Вот и кафе. Спускаемся по лестнице вниз. Столик на двоих. Садимся. Высокое окошко от меня слева. Лёня — напротив. Смотрим друг на друга, улыбаемся, робость у обоих. Неловкость от того, что не сразу начинаем разговаривать. О чем? И почему мы здесь? Это первый наш «выход в свет». Положение спасает официантка (или официант?), которая берет у нас заказ. «Кофе», — как-то слишком живо, почти выкрикиваем мы в один голос. Это нас развеселило, и обстановка немного разрядилась.

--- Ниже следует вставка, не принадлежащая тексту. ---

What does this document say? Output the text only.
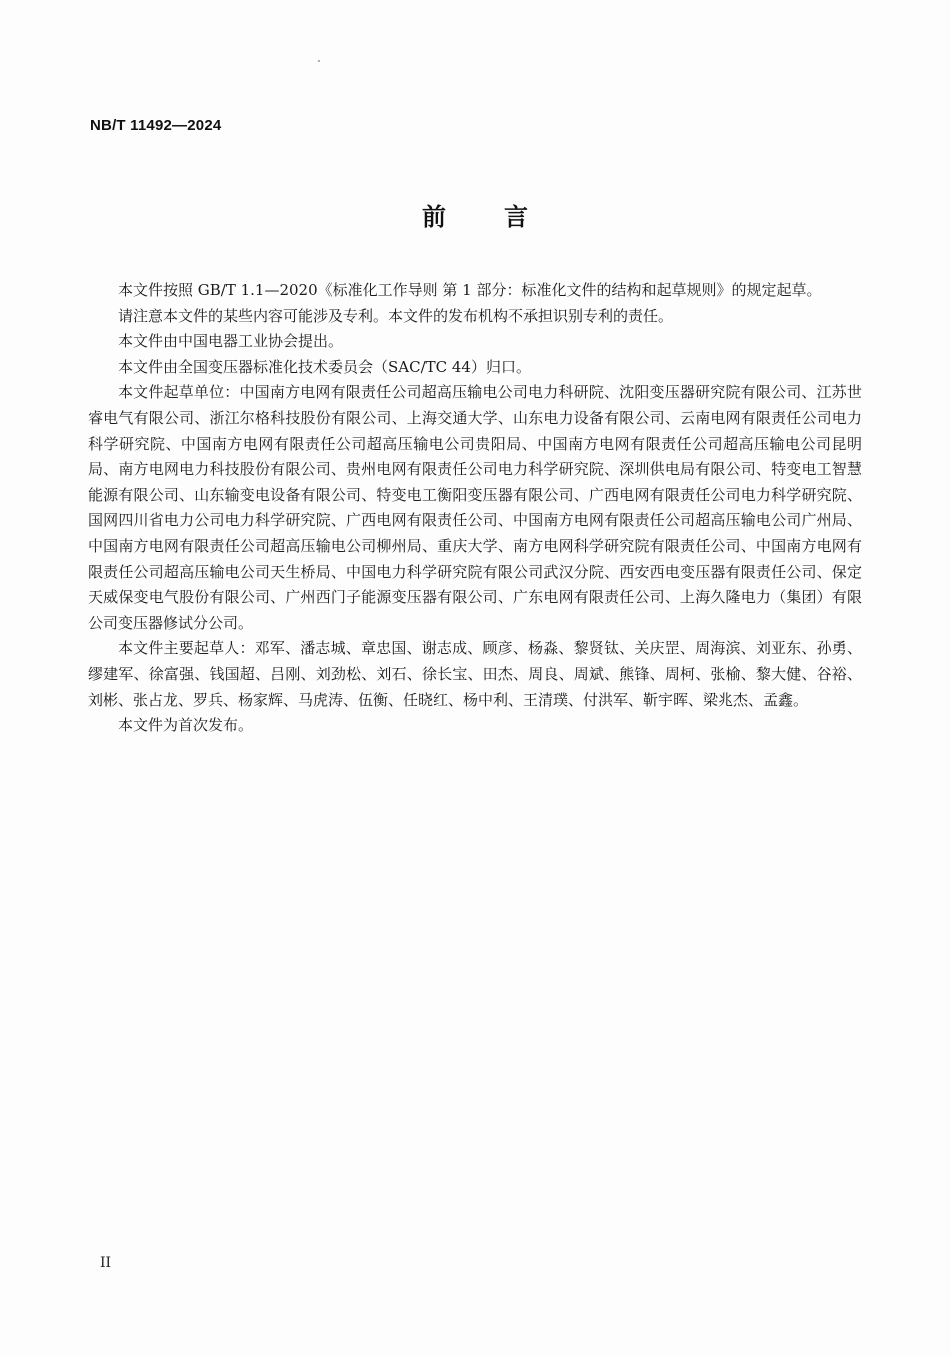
NB/T 11492—2024
前言

本文件按照 GB/T 1.1—2020《标准化工作导则 第 1 部分：标准化文件的结构和起草规则》的规定起草。

请注意本文件的某些内容可能涉及专利。本文件的发布机构不承担识别专利的责任。

本文件由中国电器工业协会提出。

本文件由全国变压器标准化技术委员会（SAC/TC 44）归口。

本文件起草单位：中国南方电网有限责任公司超高压输电公司电力科研院、沈阳变压器研究院有限公司、江苏世睿电气有限公司、浙江尔格科技股份有限公司、上海交通大学、山东电力设备有限公司、云南电网有限责任公司电力科学研究院、中国南方电网有限责任公司超高压输电公司贵阳局、中国南方电网有限责任公司超高压输电公司昆明局、南方电网电力科技股份有限公司、贵州电网有限责任公司电力科学研究院、深圳供电局有限公司、特变电工智慧能源有限公司、山东输变电设备有限公司、特变电工衡阳变压器有限公司、广西电网有限责任公司电力科学研究院、国网四川省电力公司电力科学研究院、广西电网有限责任公司、中国南方电网有限责任公司超高压输电公司广州局、中国南方电网有限责任公司超高压输电公司柳州局、重庆大学、南方电网科学研究院有限责任公司、中国南方电网有限责任公司超高压输电公司天生桥局、中国电力科学研究院有限公司武汉分院、西安西电变压器有限责任公司、保定天威保变电气股份有限公司、广州西门子能源变压器有限公司、广东电网有限责任公司、上海久隆电力（集团）有限公司变压器修试分公司。

本文件主要起草人：邓军、潘志城、章忠国、谢志成、顾彦、杨淼、黎贤钛、关庆罡、周海滨、刘亚东、孙勇、缪建军、徐富强、钱国超、吕刚、刘劲松、刘石、徐长宝、田杰、周良、周斌、熊锋、周柯、张榆、黎大健、谷裕、刘彬、张占龙、罗兵、杨家辉、马虎涛、伍衡、任晓红、杨中利、王清璞、付洪军、靳宇晖、梁兆杰、孟鑫。

本文件为首次发布。

II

— Хочешь, я почитаю тебе стихи? Свои.
— Давай, — улыбаюсь я.
Лёня начинает читать. Одно, второе, третье стихотворение. Глаза в глаза. Завоевывая меня, они спрашивали и ждали ответа. А я, слушая, не могла отвязаться от своего вопроса: «Не может быть, неужели? Что это?» — до конца не понимая, что мои ощущения и вопросы имеют в виду.
Остывал кофе, Лёня читал, я слушала, больше прислушиваясь к своей внутренней бурлящей жизни, где вопросы и ответы, кувыркаясь и наталкиваясь друг на друга, переворачиваясь, как в невесомости, никак не могли выстроиться в один вопрос и обязательный на него ответ. Лёня выжидательно смотрит на меня: то, что хотел, он мне уже прочитал.
— Замечательные стихи, — как после спячки, встряхиваюсь я. Еще два-три незатейливых вопроса — где, когда они были написаны, Лёнины рассказы о своих друзьях-товарищах в городе Ашхабаде, где он, оказывается, вырос и где он начал печататься — в газете «Комсомолец Туркменистана». Стало вдруг по-родному тепло и уютно. Моя каждодневная вздрюченность куда-то испарилась, и с моим визави сейчас сидела вполне интеллигентная дама с плавными движениями рук и мягкой, нежной улыбкой. До начала репетиции оставалось несколько минут, нужно было торопиться. Быстро расплатившись с официанткой, вышли на улицу. Идем. И опять откуда-то вынырнула неловкость, зыбкое ощущение связавшей нас тайны. За углом дома, где не проглядывались ничьи лица, Лёня остановился и попросил меня подойти к нему. Я приблизилась, и мы, как школьники, стесняясь, поцеловались. Вопрос получил ответ.
Молча потопали в театр. Да нет, конечно же, говорили, вот только о чем — не помню. Помню, что меня не покидало чувство недозволенности, что я совершаю что-то греховное, и я струсила. Войдя в театр, шепотом произнесла: «Извини, Лёнечка, я к тебе хорошо отношусь, но не больше». Сейчас смешно: странное заявление, ничего умнее не придумала, как будто от меня что-то требовали сверх того.
После этого эпизода прошло больше года, в течение этого времени мы не общались, оставляя за собой право только на приветствие.